Approach your job search as if it were your job. Behave as you would if you were working for someone and were responsible for outcomes.

How you act during your job search will tell potential employers a lot about how you’d be on the job.

Let’s say you’re a project manager. Would you have fear about contacting someone to ask them for help with a project? Maybe. And you’d do it anyway, because you are responsible for completing the project.  So treat your job search as a project to manage, and see if it changes your attitude.

Perhaps you are someone who loves relationship management – clients, customers, staff, stakeholders. If you were on the job, would you call someone cold to ask them for information and advice? Sure you would! So treat networking as if you were applying your relationship management skills on the job.

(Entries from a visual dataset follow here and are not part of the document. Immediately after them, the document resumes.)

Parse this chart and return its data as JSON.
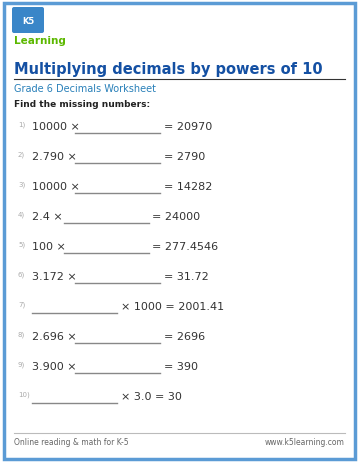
{
  "title": "Multiplying decimals by powers of 10",
  "subtitle": "Grade 6 Decimals Worksheet",
  "instruction": "Find the missing numbers:",
  "problems": [
    {
      "num": "1)",
      "left": "10000 ×",
      "blank": true,
      "right": "= 20970"
    },
    {
      "num": "2)",
      "left": "2.790 ×",
      "blank": true,
      "right": "= 2790"
    },
    {
      "num": "3)",
      "left": "10000 ×",
      "blank": true,
      "right": "= 14282"
    },
    {
      "num": "4)",
      "left": "2.4 ×",
      "blank": true,
      "right": "= 24000"
    },
    {
      "num": "5)",
      "left": "100 ×",
      "blank": true,
      "right": "= 277.4546"
    },
    {
      "num": "6)",
      "left": "3.172 ×",
      "blank": true,
      "right": "= 31.72"
    },
    {
      "num": "7)",
      "left": "",
      "blank": true,
      "right": "× 1000 = 2001.41"
    },
    {
      "num": "8)",
      "left": "2.696 ×",
      "blank": true,
      "right": "= 2696"
    },
    {
      "num": "9)",
      "left": "3.900 ×",
      "blank": true,
      "right": "= 390"
    },
    {
      "num": "10)",
      "left": "",
      "blank": true,
      "right": "× 3.0 = 30"
    }
  ],
  "footer_left": "Online reading & math for K-5",
  "footer_right": "www.k5learning.com",
  "title_color": "#1450a3",
  "subtitle_color": "#2980b9",
  "border_color": "#5b9bd5",
  "bg_color": "#ffffff",
  "num_color": "#aaaaaa",
  "eq_color": "#333333",
  "instruction_color": "#222222",
  "footer_color": "#666666",
  "line_color": "#aaaaaa",
  "blank_color": "#888888"
}
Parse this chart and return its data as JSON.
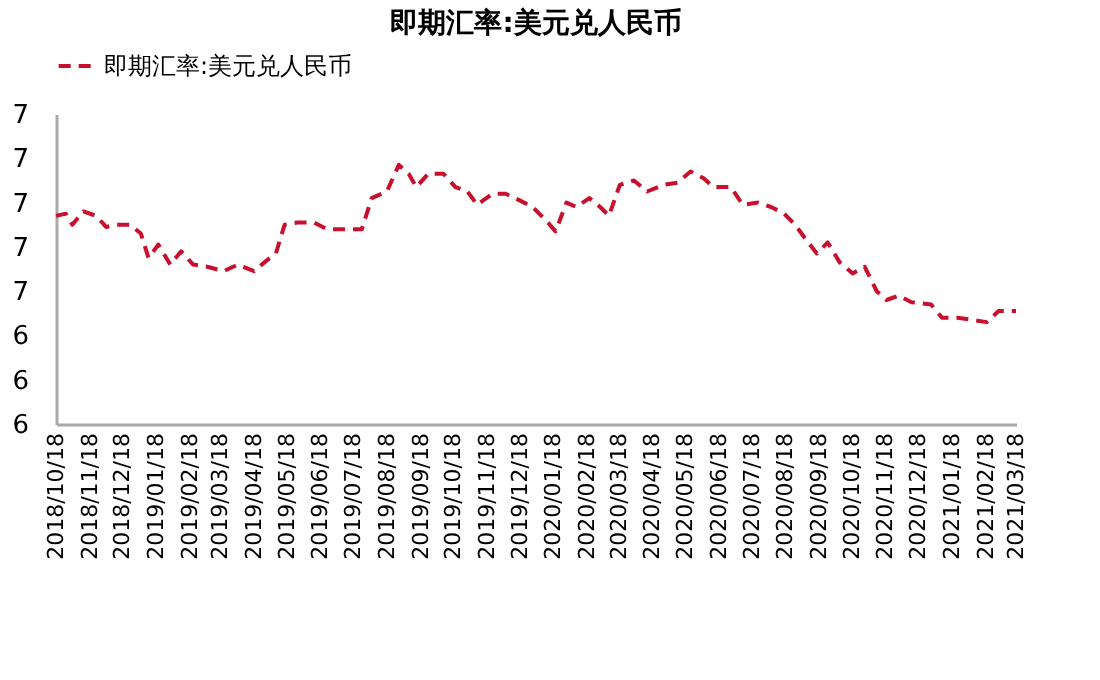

For example, go on LinkedIn, connect to people you know and come up with great reasons to connect with people you don’t know but who could perhaps be sources of information. Join groups and participate in the discussions. Be visible! Create relationships with new people by contributing to discussions, answering questions, offering resources, “liking” their posts.

You say you deliver results and will do whatever it takes to get the job done. Yet you won’t pick up the phone to call a potential employer to see if they got your materials, or to make a personal connection. You “don’t want to be pushy.” Why not? Would you be afraid of that on the job? Probably not. So why fear that now? If the employer doesn’t want someone who will go to any lengths to get seen for an open position – – then it’s not the “right fit” job for you anyway.

Job search offers many great opportunities for you to show how you’d be on the job – so take them all!